What You'll Build

In this tutorial, you'll train an image classifier using PyTorch on a custom dataset. We'll cover the full pipeline: environment setup, data loading with transforms, defining a model (using transfer learning), writing a training loop, and evaluating results. This guide assumes basic Python familiarity and that you have PyTorch installed.

Prerequisites

  • Python 3.9+
  • PyTorch 2.x and torchvision installed (pip install torch torchvision)
  • A dataset organized in ImageFolder format (subfolders = class labels)
  • A CUDA-capable GPU is recommended but not required

Step 1: Organize Your Dataset

PyTorch's ImageFolder expects your data structured as:

data/
  train/
    cats/  img1.jpg  img2.jpg ...
    dogs/  img1.jpg  img2.jpg ...
  val/
    cats/  ...
    dogs/  ...

A typical split is 80% training, 20% validation. Ensure class balance where possible.

Step 2: Define Data Transforms and Load Data

Transforms normalize inputs and apply augmentation during training to improve generalization:

from torchvision import transforms, datasets
from torch.utils.data import DataLoader

train_transforms = transforms.Compose([
    transforms.RandomResizedCrop(224),
    transforms.RandomHorizontalFlip(),
    transforms.ColorJitter(brightness=0.2, contrast=0.2),
    transforms.ToTensor(),
    transforms.Normalize([0.485, 0.456, 0.406],
                         [0.229, 0.224, 0.225])
])

val_transforms = transforms.Compose([
    transforms.Resize(256),
    transforms.CenterCrop(224),
    transforms.ToTensor(),
    transforms.Normalize([0.485, 0.456, 0.406],
                         [0.229, 0.224, 0.225])
])

train_dataset = datasets.ImageFolder("data/train", transform=train_transforms)
val_dataset   = datasets.ImageFolder("data/val",   transform=val_transforms)

train_loader = DataLoader(train_dataset, batch_size=32, shuffle=True,  num_workers=4)
val_loader   = DataLoader(val_dataset,   batch_size=32, shuffle=False, num_workers=4)

The normalization values are ImageNet statistics — use these when doing transfer learning from ImageNet-pretrained weights.

Step 3: Load a Pretrained Model and Modify the Head

Transfer learning from ResNet-50 is a powerful starting point. We freeze the backbone and replace the final fully connected layer for our number of classes:

import torch
import torch.nn as nn
from torchvision import models

num_classes = len(train_dataset.classes)
model = models.resnet50(weights="IMAGENET1K_V2")

# Freeze all layers
for param in model.parameters():
    param.requires_grad = False

# Replace the final layer
model.fc = nn.Linear(model.fc.in_features, num_classes)

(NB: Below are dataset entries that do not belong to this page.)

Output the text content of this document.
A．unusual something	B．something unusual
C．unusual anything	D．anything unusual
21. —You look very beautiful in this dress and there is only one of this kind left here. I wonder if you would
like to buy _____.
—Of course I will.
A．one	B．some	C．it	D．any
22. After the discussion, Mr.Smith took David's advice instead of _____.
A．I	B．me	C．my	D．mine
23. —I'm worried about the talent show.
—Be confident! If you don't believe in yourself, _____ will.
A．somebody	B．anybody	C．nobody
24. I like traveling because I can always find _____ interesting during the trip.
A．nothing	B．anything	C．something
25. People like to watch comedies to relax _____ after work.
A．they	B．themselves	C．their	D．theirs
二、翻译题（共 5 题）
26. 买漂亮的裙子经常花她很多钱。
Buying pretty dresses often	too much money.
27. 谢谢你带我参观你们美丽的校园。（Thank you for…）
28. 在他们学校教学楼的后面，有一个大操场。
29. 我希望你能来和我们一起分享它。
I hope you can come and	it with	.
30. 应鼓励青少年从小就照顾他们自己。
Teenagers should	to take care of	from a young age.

device = "cuda" if torch.cuda.is_available() else "cpu"
model = model.to(device)

Step 4: Define Loss Function and Optimizer

criterion = nn.CrossEntropyLoss()
optimizer = torch.optim.Adam(model.fc.parameters(), lr=1e-3)
scheduler = torch.optim.lr_scheduler.StepLR(optimizer, step_size=5, gamma=0.5)

We only pass model.fc.parameters() to the optimizer since the backbone is frozen. Use a cosine annealing or ReduceLROnPlateau scheduler for longer training runs.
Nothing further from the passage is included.